Предлагаю самые интересные фрагменты наших интервью с Александром Панкратовым-Черным разных лет.
ИЗО ЛЬДА И ВДРУГ ИЗОЛЬДА
- Александр Васильевич, вы родились и выросли на Алтае, в деревне, где не было электричества, радио. Откуда у вас взялась такая страсть к кинематографу?
- В том-то и дело, что в мои детские годы единственной радостью было кино. Мы же жили в такой глуши, что я «лампочку Ильича» впервые увидел в десять лет... К нам изредка приезжала кинопередвижка, привозили генератор на солярке, дергали за какой-то шнур, и я смотрел свой любимый фильм про Чапая или «Мы из Кронштадта». Так что кроме фильмов, я ничего-то в жизни и не видел с детских лет. Поэтому и полюбил. С детства мечта у меня была – вырасту, обязательно буду делать кино. Потом узнал, что кино делают режиссеры, которые в основном работают с артистами. Я подумал: о, сначала надо стать артистом, а потом идти в режиссуру.
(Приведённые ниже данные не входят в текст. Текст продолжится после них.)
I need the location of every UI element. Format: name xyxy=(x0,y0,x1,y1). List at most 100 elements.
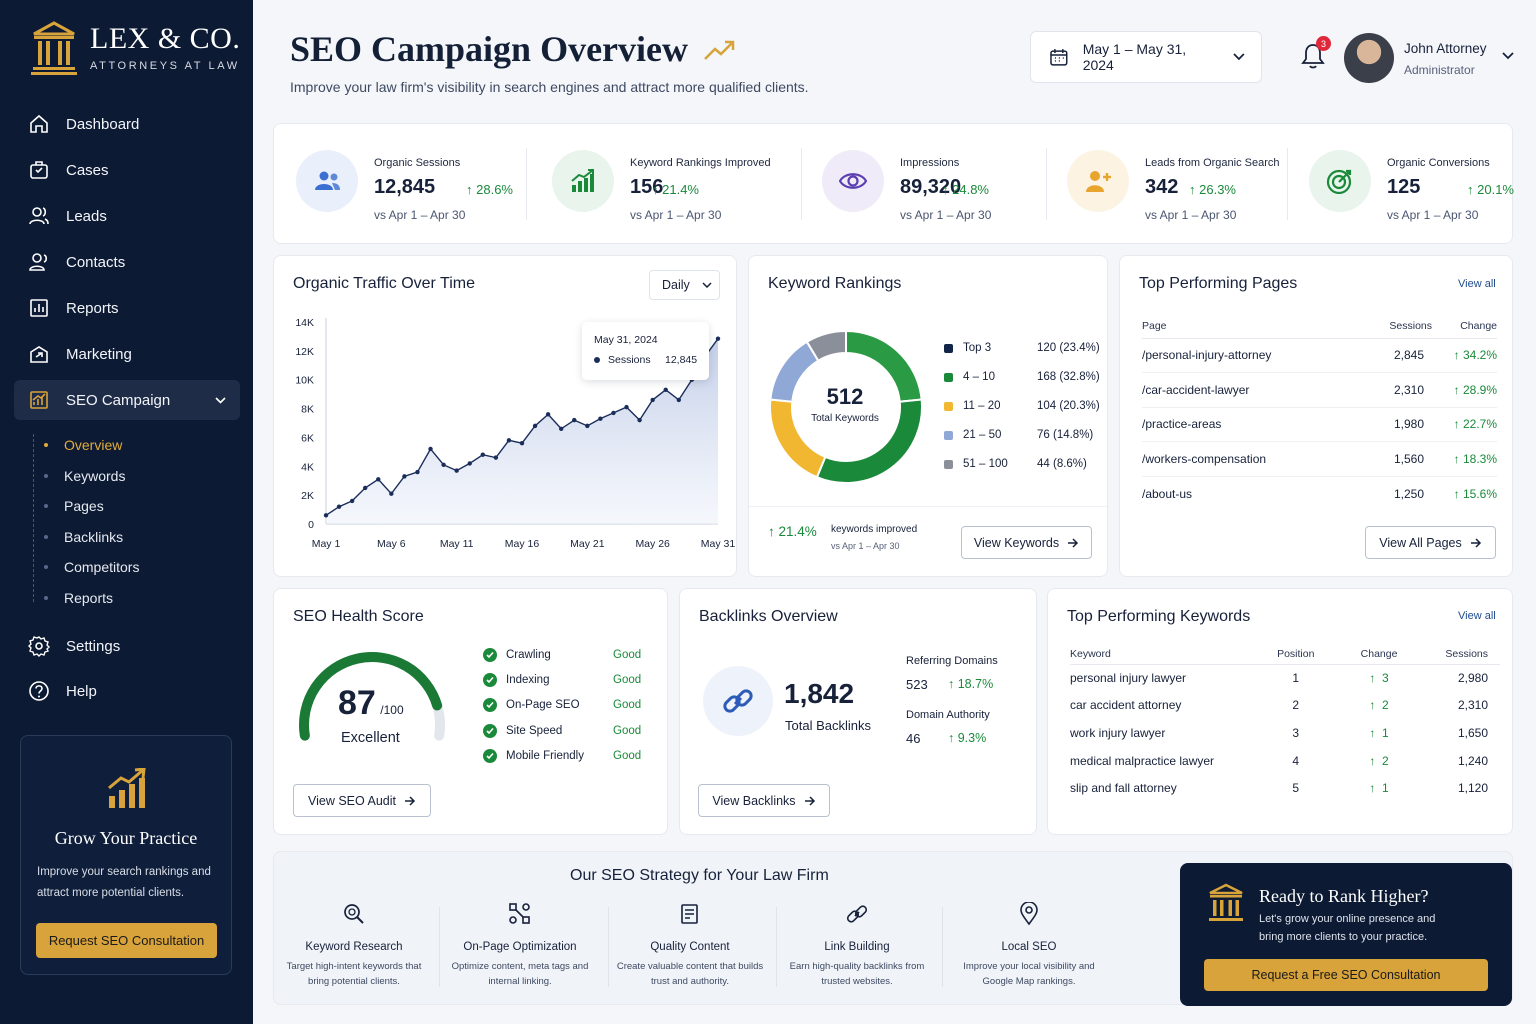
sidebar-item-reports[interactable]: Reports xyxy=(14,288,240,328)
keyword-sessions: 1,650 xyxy=(1457,725,1488,740)
promo-text: Improve your search rankings and attract… xyxy=(37,866,211,899)
view-all-pages-button[interactable]: View All Pages xyxy=(1365,526,1496,559)
table-row[interactable]: /practice-areas 1,980 ↑ 22.7% xyxy=(1142,407,1497,443)
health-check-on-page-seo: On-Page SEO Good xyxy=(483,695,641,715)
megaphone-icon xyxy=(30,346,48,363)
kpi-strip: Organic Sessions 12,845 ↑ 28.6% vs Apr 1 – … xyxy=(273,123,1514,244)
strategy-item-desc: Improve your local visibility and Google… xyxy=(963,961,1095,987)
table-row[interactable]: medical malpractice lawyer 4 ↑ 2 1,240 xyxy=(1070,747,1500,775)
donut-total: 512 xyxy=(826,384,864,409)
sidebar-item-settings[interactable]: Settings xyxy=(14,626,240,666)
sidebar-item-seo-campaign[interactable]: SEO Campaign xyxy=(14,380,240,420)
top-keywords-view-all[interactable]: View all xyxy=(1458,610,1496,622)
legend-item: 4 – 10 168 (32.8%) xyxy=(944,371,1100,383)
subnav-item-pages[interactable]: Pages xyxy=(30,491,139,522)
legend-value: 44 (8.6%) xyxy=(1037,458,1087,470)
top-pages-view-all[interactable]: View all xyxy=(1458,278,1496,290)
x-tick-label: May 6 xyxy=(377,538,406,550)
table-row[interactable]: car accident attorney 2 ↑ 2 2,310 xyxy=(1070,692,1500,720)
top-keywords-table: Keyword Position Change Sessions personal in… xyxy=(1070,644,1500,802)
request-consultation-button[interactable]: Request SEO Consultation xyxy=(36,923,217,958)
keyword-sessions: 1,120 xyxy=(1457,781,1488,796)
data-point xyxy=(637,417,642,423)
y-tick-label: 12K xyxy=(295,346,314,358)
subnav-item-backlinks[interactable]: Backlinks xyxy=(30,522,139,553)
date-range-value: May 1 – May 31, 2024 xyxy=(1082,41,1187,73)
kpi-compare: vs Apr 1 – Apr 30 xyxy=(1387,208,1479,222)
column-header[interactable]: Page xyxy=(1142,314,1347,339)
table-row[interactable]: work injury lawyer 3 ↑ 1 1,650 xyxy=(1070,719,1500,747)
table-header-row: Page Sessions Change xyxy=(1142,314,1497,339)
page-change: ↑ 28.9% xyxy=(1432,372,1497,408)
chevron-down-icon[interactable] xyxy=(1502,52,1514,60)
data-point xyxy=(467,461,472,466)
kpi-change-value: 24.8% xyxy=(952,182,989,197)
arrow-right-icon xyxy=(405,795,416,806)
x-tick-label: May 31 xyxy=(701,538,736,550)
page-path: /about-us xyxy=(1142,486,1193,501)
keyword-name: work injury lawyer xyxy=(1070,725,1166,740)
table-row[interactable]: personal injury lawyer 1 ↑ 3 2,980 xyxy=(1070,664,1500,692)
table-row[interactable]: /personal-injury-attorney 2,845 ↑ 34.2% xyxy=(1142,338,1497,374)
view-keywords-button[interactable]: View Keywords xyxy=(961,526,1092,559)
sidebar-item-leads[interactable]: Leads xyxy=(14,196,240,236)
change-value: 1 xyxy=(1382,781,1389,796)
page-change: ↑ 34.2% xyxy=(1432,338,1497,374)
user-avatar[interactable] xyxy=(1344,33,1394,83)
table-row[interactable]: slip and fall attorney 5 ↑ 1 1,120 xyxy=(1070,774,1500,802)
table-row[interactable]: /about-us 1,250 ↑ 15.6% xyxy=(1142,476,1497,511)
page-path: /practice-areas xyxy=(1142,407,1347,443)
sidebar-item-dashboard[interactable]: Dashboard xyxy=(14,104,240,144)
column-header[interactable]: Change xyxy=(1333,644,1425,665)
keyword-change: ↑ 2 xyxy=(1369,753,1389,768)
check-circle-icon xyxy=(483,673,497,688)
legend-swatch xyxy=(944,401,953,411)
legend-label: 51 – 100 xyxy=(963,458,1008,470)
sidebar-item-cases[interactable]: Cases xyxy=(14,150,240,190)
kpi-change-value: 21.4% xyxy=(662,182,699,197)
sidebar-item-contacts[interactable]: Contacts xyxy=(14,242,240,282)
column-header[interactable]: Keyword xyxy=(1070,644,1259,665)
change-value: 2 xyxy=(1382,698,1389,713)
page-subtitle: Improve your law firm's visibility in se… xyxy=(290,79,809,95)
sidebar-item-help[interactable]: Help xyxy=(14,671,240,711)
subnav-item-overview[interactable]: Overview xyxy=(30,430,139,461)
sidebar-item-marketing[interactable]: Marketing xyxy=(14,334,240,374)
seo-subnav: Overview Keywords Pages Backlinks Competitor… xyxy=(30,430,139,613)
data-point xyxy=(336,504,342,509)
table-row[interactable]: /workers-compensation 1,560 ↑ 18.3% xyxy=(1142,441,1497,477)
view-seo-audit-button[interactable]: View SEO Audit xyxy=(293,784,431,817)
page-sessions: 1,250 xyxy=(1393,486,1424,501)
strategy-item-desc: Target high-intent keywords that bring p… xyxy=(286,961,422,987)
view-backlinks-button[interactable]: View Backlinks xyxy=(698,784,830,817)
health-score: 87 /100 xyxy=(338,684,404,723)
brand-logo[interactable]: LEX & CO. ATTORNEYS AT LAW xyxy=(30,20,240,76)
column-header[interactable]: Position xyxy=(1258,644,1334,665)
data-point xyxy=(376,477,381,482)
subnav-item-reports[interactable]: Reports xyxy=(30,583,139,614)
kpi-icon-circle xyxy=(296,150,358,212)
user-name[interactable]: John Attorney xyxy=(1404,41,1487,56)
chevron-down-icon xyxy=(215,396,226,404)
x-tick-label: May 16 xyxy=(505,538,540,550)
donut-total-label: Total Keywords xyxy=(811,413,879,424)
request-free-consultation-button[interactable]: Request a Free SEO Consultation xyxy=(1204,959,1488,991)
data-point xyxy=(545,412,551,417)
period-select[interactable]: Daily xyxy=(649,270,720,300)
health-score-max: /100 xyxy=(380,703,404,717)
data-point xyxy=(323,513,329,518)
column-header[interactable]: Sessions xyxy=(1347,314,1432,339)
domain-authority-value: 46 xyxy=(906,731,921,746)
column-header[interactable]: Change xyxy=(1432,314,1497,339)
data-point xyxy=(349,498,355,504)
y-tick-label: 14K xyxy=(295,317,314,329)
column-header[interactable]: Sessions xyxy=(1424,644,1500,665)
legend-item: 21 – 50 76 (14.8%) xyxy=(944,429,1093,441)
table-row[interactable]: /car-accident-lawyer 2,310 ↑ 28.9% xyxy=(1142,372,1497,408)
chevron-down-icon xyxy=(702,282,712,288)
date-range-picker[interactable]: May 1 – May 31, 2024 xyxy=(1030,31,1262,83)
subnav-item-competitors[interactable]: Competitors xyxy=(30,552,139,583)
subnav-item-keywords[interactable]: Keywords xyxy=(30,461,139,492)
kpi-divider xyxy=(1046,148,1047,220)
link-icon xyxy=(723,689,753,713)
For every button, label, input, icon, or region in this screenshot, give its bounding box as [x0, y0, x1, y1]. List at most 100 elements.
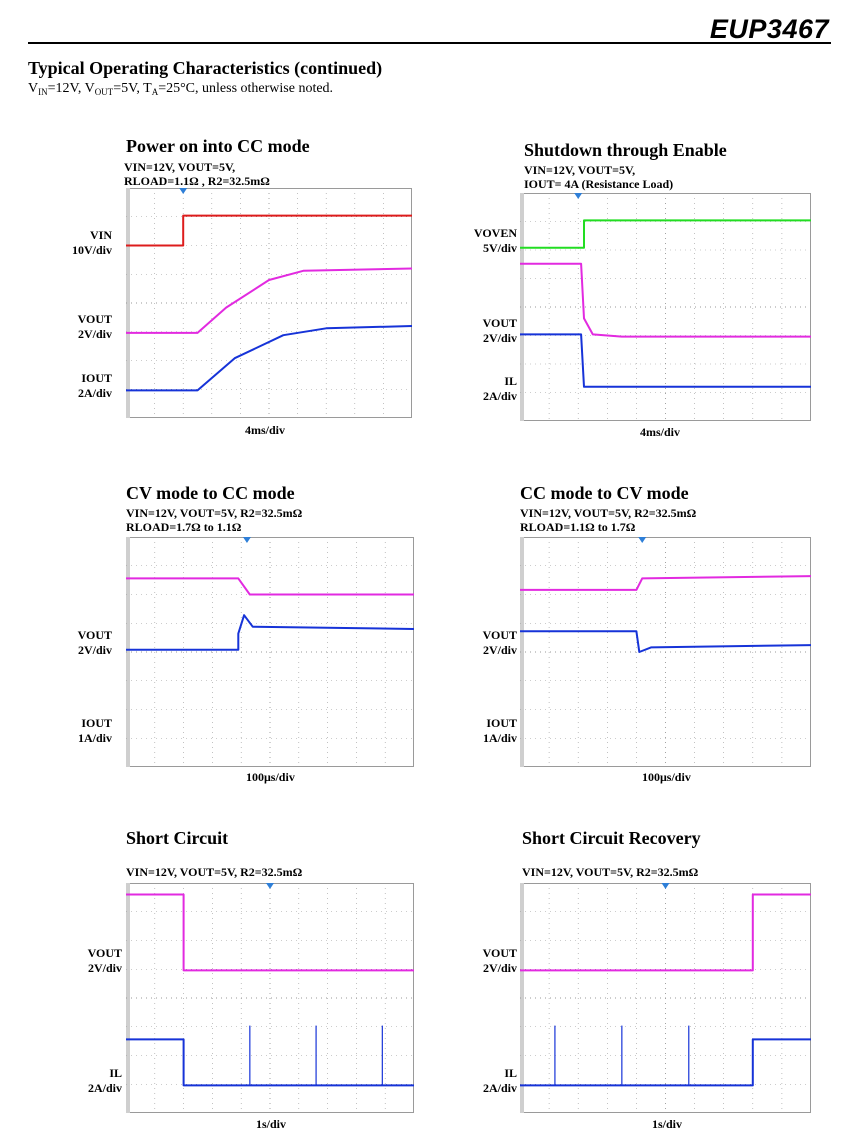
trigger-marker-icon: [638, 537, 647, 543]
panel-cond-line: RLOAD=1.1Ω to 1.7Ω: [520, 520, 636, 534]
channel-label: VOUT 2V/div: [455, 946, 517, 976]
channel-label: VOVEN 5V/div: [455, 226, 517, 256]
scope-screen: [126, 883, 414, 1113]
screen-strip: [126, 537, 130, 767]
channel-name: VOUT: [482, 628, 517, 642]
scope-screen: [126, 188, 412, 418]
panel-title: CC mode to CV mode: [520, 483, 689, 503]
trace-line: [520, 893, 811, 972]
panel-cond-line: VIN=12V, VOUT=5V, R2=32.5mΩ: [522, 865, 699, 879]
channel-scale: 2A/div: [87, 1081, 122, 1095]
time-scale-label: 1s/div: [256, 1117, 287, 1131]
trace-line: [520, 1038, 811, 1087]
time-scale-label: 100μs/div: [246, 770, 295, 784]
scope-graticule: [126, 537, 414, 767]
channel-name: VOUT: [77, 312, 112, 326]
scope-screen: [520, 537, 811, 767]
trace-line: [126, 614, 414, 651]
screen-strip: [520, 883, 524, 1113]
channel-label: VOUT 2V/div: [50, 312, 112, 342]
channel-name: IL: [109, 1066, 122, 1080]
panel-cond-line: VIN=12V, VOUT=5V, R2=32.5mΩ: [520, 506, 697, 520]
channel-name: VOUT: [77, 628, 112, 642]
brand-logo-text: EUP3467: [709, 14, 829, 44]
channel-scale: 2A/div: [482, 1081, 517, 1095]
panel-cond-line: VIN=12V, VOUT=5V, R2=32.5mΩ: [126, 506, 303, 520]
panel-conditions: VIN=12V, VOUT=5V, IOUT= 4A (Resistance Lo…: [524, 163, 673, 191]
trigger-marker-icon: [242, 537, 251, 543]
channel-name: VIN: [89, 228, 112, 242]
panel-cond-line: VIN=12V, VOUT=5V, R2=32.5mΩ: [126, 865, 303, 879]
channel-name: IL: [504, 374, 517, 388]
channel-scale: 2V/div: [77, 643, 112, 657]
scope-graticule: [126, 883, 414, 1113]
trace-line: [126, 893, 414, 972]
panel-title: Shutdown through Enable: [524, 140, 727, 160]
trace-line: [520, 219, 811, 249]
trace-line: [520, 262, 811, 338]
trigger-marker-icon: [574, 193, 583, 199]
panel-title: Short Circuit: [126, 828, 229, 848]
panel-cond-line: RLOAD=1.1Ω , R2=32.5mΩ: [124, 174, 270, 188]
channel-scale: 2V/div: [482, 961, 517, 975]
panel-conditions: VIN=12V, VOUT=5V, R2=32.5mΩ RLOAD=1.7Ω to…: [126, 506, 302, 534]
trigger-marker-icon: [179, 188, 188, 194]
channel-scale: 1A/div: [77, 731, 112, 745]
channel-name: VOUT: [87, 946, 122, 960]
channel-scale: 5V/div: [482, 241, 517, 255]
channel-label: IOUT 2A/div: [50, 371, 112, 401]
time-scale-label: 4ms/div: [640, 425, 681, 439]
channel-name: IOUT: [81, 716, 112, 730]
scope-graticule: [520, 537, 811, 767]
channel-label: VIN 10V/div: [50, 228, 112, 258]
channel-label: VOUT 2V/div: [455, 628, 517, 658]
trace-line: [126, 267, 412, 334]
channel-label: IL 2A/div: [60, 1066, 122, 1096]
channel-scale: 2V/div: [77, 327, 112, 341]
scope-graticule: [126, 188, 412, 418]
scope-graticule: [520, 883, 811, 1113]
trace-line: [520, 630, 811, 653]
channel-label: IOUT 1A/div: [50, 716, 112, 746]
trace-line: [126, 577, 414, 596]
channel-name: IOUT: [486, 716, 517, 730]
panel-conditions: VIN=12V, VOUT=5V, R2=32.5mΩ RLOAD=1.1Ω to…: [520, 506, 696, 534]
scope-screen: [520, 193, 811, 421]
channel-name: VOUT: [482, 946, 517, 960]
panel-title: CV mode to CC mode: [126, 483, 295, 503]
panel-title: Power on into CC mode: [126, 136, 310, 156]
channel-name: IL: [504, 1066, 517, 1080]
panel-conditions: VIN=12V, VOUT=5V, R2=32.5mΩ: [126, 865, 302, 879]
screen-strip: [126, 883, 130, 1113]
trigger-marker-icon: [661, 883, 670, 889]
scope-screen: [520, 883, 811, 1113]
trace-line: [520, 575, 811, 591]
channel-label: IOUT 1A/div: [455, 716, 517, 746]
channel-scale: 2V/div: [482, 643, 517, 657]
channel-name: IOUT: [81, 371, 112, 385]
panel-conditions: VIN=12V, VOUT=5V, RLOAD=1.1Ω , R2=32.5mΩ: [124, 160, 270, 188]
trace-line: [126, 325, 412, 392]
section-conditions: VIN=12V, VOUT=5V, TA=25°C, unless otherw…: [28, 81, 334, 97]
channel-name: VOUT: [482, 316, 517, 330]
screen-strip: [520, 193, 524, 421]
time-scale-label: 100μs/div: [642, 770, 691, 784]
channel-scale: 2V/div: [482, 331, 517, 345]
trigger-marker-icon: [266, 883, 274, 889]
panel-cond-line: VIN=12V, VOUT=5V,: [124, 160, 236, 174]
channel-scale: 2A/div: [77, 386, 112, 400]
trace-line: [520, 333, 811, 388]
panel-cond-line: VIN=12V, VOUT=5V,: [524, 163, 636, 177]
channel-label: VOUT 2V/div: [455, 316, 517, 346]
channel-name: VOVEN: [473, 226, 517, 240]
time-scale-label: 4ms/div: [245, 423, 286, 437]
channel-scale: 2V/div: [87, 961, 122, 975]
channel-scale: 1A/div: [482, 731, 517, 745]
trace-line: [126, 1038, 414, 1087]
channel-scale: 2A/div: [482, 389, 517, 403]
scope-graticule: [520, 193, 811, 421]
channel-scale: 10V/div: [71, 243, 112, 257]
scope-screen: [126, 537, 414, 767]
trace-line: [126, 214, 412, 247]
header-rule: [28, 42, 831, 44]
Хотите, я вам расскажу удивительную историю, немало поспособствовавшую тому, что я попал в кино?
- Еще бы.
- Однажды мороз градусов под сорок, лютая зима, ночь… Я сижу на кухне, пишу стихи. Вдруг открывается дверь и заходит… Изольда Извицкая. Волшебная женщина невероятной красоты - как фея из сказки! Представляете мое состояние?! Оказывается, наша потрясающая кинозвезда ехала с премьерой фильма «Сорок первый» – в Новокузнецк, у них забуксовал автобус, и они застряли напротив нашего поселка. Негде ночевать, они пошли на единственный горящий огонек.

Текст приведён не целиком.